Posrakyat.com – PERTUNJUKAN teater (dulu dikenal: tonil dan sandiwara) di kota Donggala pernah menjadi bagian mata rantai perkembangan kesenian-kebudayaan Nusantara.
Kemudian ada masa-masa tertentu mengalami kevakuman. Ketika kota-kota sezamannya tetap mengalami kemajuan, Donggala justru tak lagi diperhitungkan. Sewaktu roda perekonomian masih berputar, sosial budaya dan politik sedang mengalami kejayaan lewat jalur pelayaran Nusantara, Donggala berada dalam peta jaringan pelayaran selama ratusan tahun. Tetapi, perubahan demi perubahan secara global, akhirnya kota yang dikenal dengan kain tenunnya itu, mengalami pasang-surut dalam gelombang situasi politik hingga terpuruk dengan lenyapnya peran bandar niaga secara berangsur-angsur.

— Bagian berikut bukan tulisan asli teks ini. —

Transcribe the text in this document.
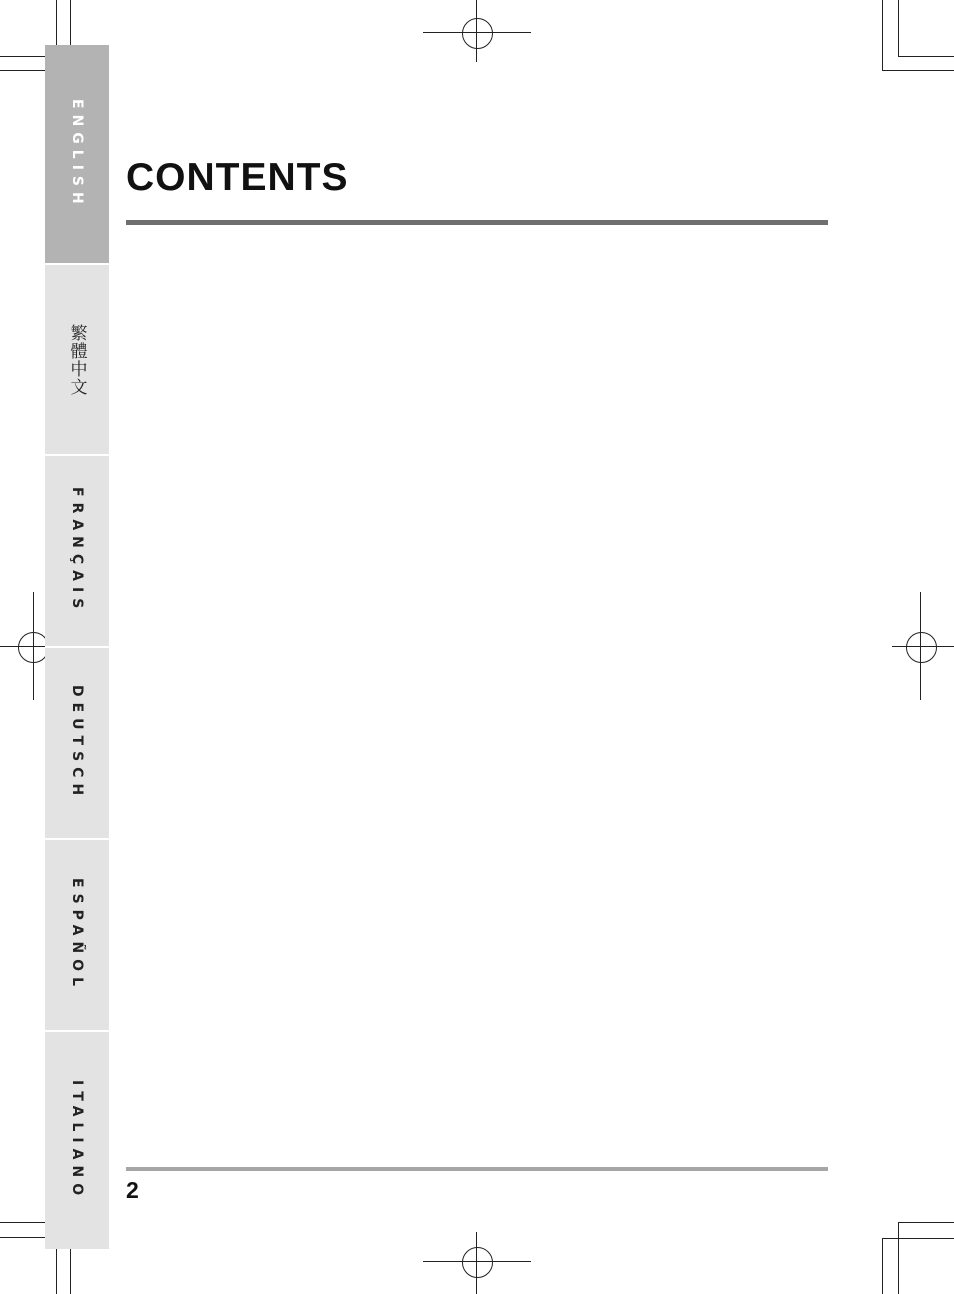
ENGLISH
繁體中文
FRANÇAIS
DEUTSCH
ESPAÑOL
ITALIANO
CONTENTS
2
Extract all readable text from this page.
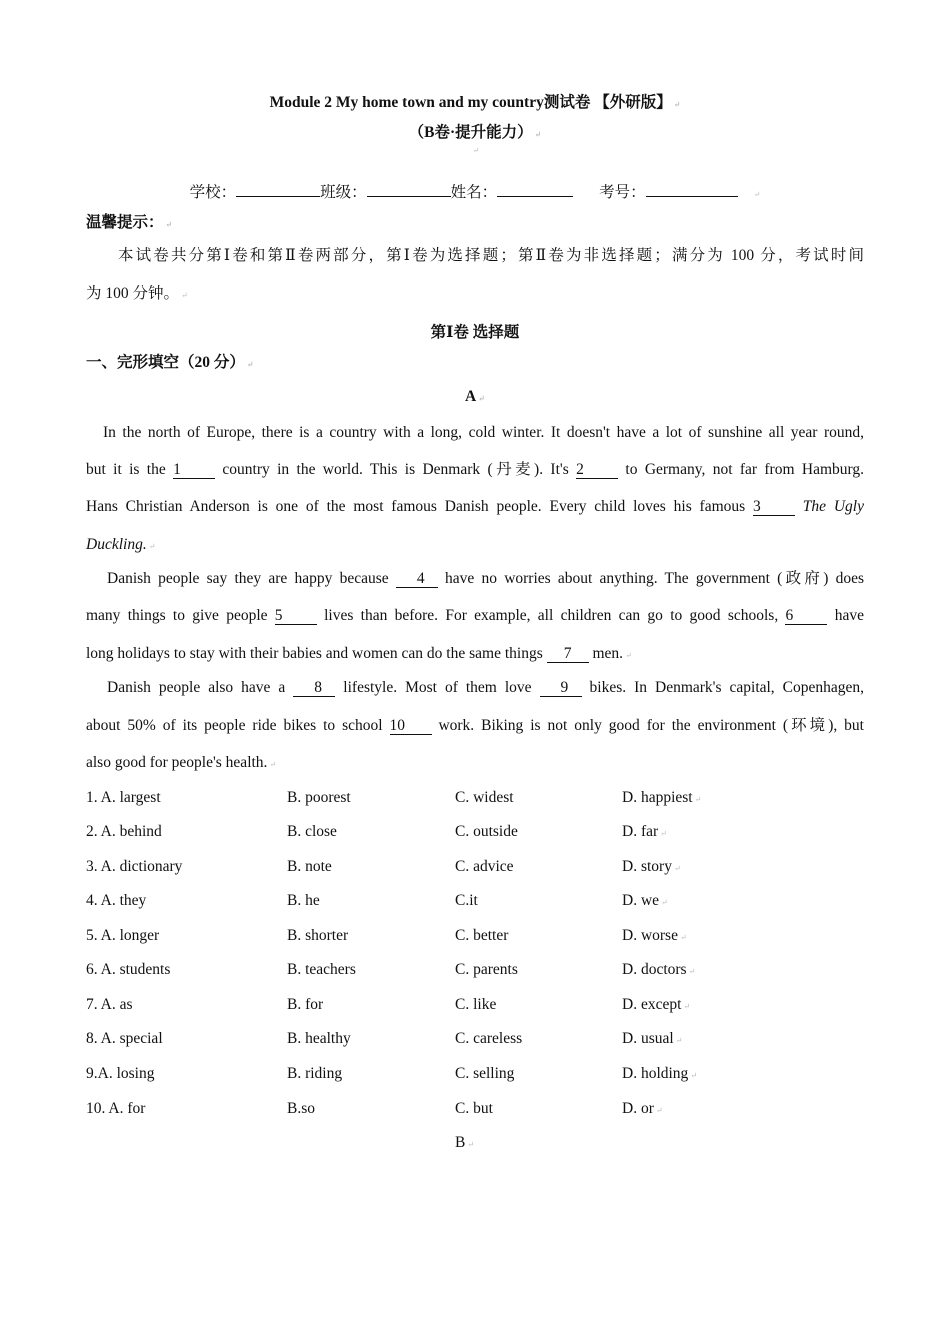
Module 2 My home town and my country测试卷 【外研版】 ↵
（B卷·提升能力） ↵
↵
学校：	班级：	姓名：	考号：	↵
温馨提示： ↵
本试卷共分第Ⅰ卷和第Ⅱ卷两部分，第Ⅰ卷为选择题；第Ⅱ卷为非选择题；满分为 100 分，考试时间
为 100 分钟。 ↵
第Ⅰ卷 选择题
一、完形填空（20 分） ↵
A ↵
In the north of Europe, there is a country with a long, cold winter. It doesn't have a lot of sunshine all year round,
but it is the 1	country in the world. This is Denmark (丹麦). It's 2	to Germany, not far from Hamburg.
Hans Christian Anderson is one of the most famous Danish people. Every child loves his famous 3	The Ugly
Duckling. ↵
Danish people say they are happy because 4 have no worries about anything. The government (政府) does
many things to give people 5	lives than before. For example, all children can go to good schools, 6	have
long holidays to stay with their babies and women can do the same things 7 men. ↵
Danish people also have a 8 lifestyle. Most of them love 9 bikes. In Denmark's capital, Copenhagen,
about 50% of its people ride bikes to school 10 work. Biking is not only good for the environment (环境), but
also good for people's health. ↵
1. A. largest	B. poorest	C. widest	D. happiest ↵
2. A. behind	B. close	C. outside	D. far ↵
3. A. dictionary	B. note	C. advice	D. story ↵
4. A. they	B. he	C.it	D. we ↵
5. A. longer	B. shorter	C. better	D. worse ↵
6. A. students	B. teachers	C. parents	D. doctors ↵
7. A. as	B. for	C. like	D. except ↵
8. A. special	B. healthy	C. careless	D. usual ↵
9.A. losing	B. riding	C. selling	D. holding ↵
10. A. for	B.so	C. but	D. or ↵
B ↵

Padahal kalau membuka kembali memori peristiwa kerja kesenian tempo doloe di Donggala dikenal memiliki banyak kesenian tradisi. Tumbuh dan berkembang di tengah masyarakat yang kemudian tak lepas dari pengaruh dari luar, kesenian tradisi setempat saling beradaptasi. Berbagai pergaulan budaya dari luar dengan mudah masuk dan dapat diterima, berbagai kelompok sandiwara terkenal pada zamannya menjadikan Donggala “kota wajib” yang disinggahi untuk melakukan pertunjukan. Sebut saja Dardanella, kelompok sandiwara legendaris asal Surabaya dengan bintang panggungnya yang cantik, Dewi Dja pernah datang ke Donggala tahun 1930-an (tidak diketahui tahun kepastiannya). Dardanella pimpinan Piedro asal Rusia, suami Dewi Dja pada zamannya (1930-an – 1950-an) merupakan kelompok sandiwara terkemuka di Indonesia. Melakukan pertunjukan keliling Nusantara hingga ke beberapa negara di Asia, Eropa dan berakhir di Amerika Serikat hingga bubar.
Kedatangan Dardanella di Donggala selama beberapa hari pertunjukan disambut gembira warga kota maupun warga dari kampung sekitarnya. Mereka beramai-ramai menyaksikan sandiwara yang pada zaman pemerintah Hindia Belanda merupakan hiburan rakyat paling digemari. Bila dibandingkan dengan sekarang, kedatangannya sama dengan ketika sebuah grup musik yang lagi tenar di Jakarta melakukan show atau konser ke daerah. Begitu pula sambutan masyarakat pada Dardanella. Maka sejak itu pula istilah “passandiwarae” sering terdengar di Donggala. Passadiwarae artinya, pemain sandiwara. “Kamu hanya bersandiwara,” begitu biasa orang menyebut bagi mereka yang sering bermain-main dalam suatu hal.
Selain Dardanella, rombongan sandiwara dari Minahasa dan Ende pada dekade yang sama juga tampil mementaskan sandiwara (tonil) di Donggala. Sambutan masyarakat pada sandiwara karena dianggap suatu gambaran atau cerminan berbagai realitas sosial masyarakat. Sandiwara yang memakai layar dalam setiap peralihan babak dan diselingi nyanyian serta iringan musik, merupakan ciri khas pertunjukan pentas drama zaman itu.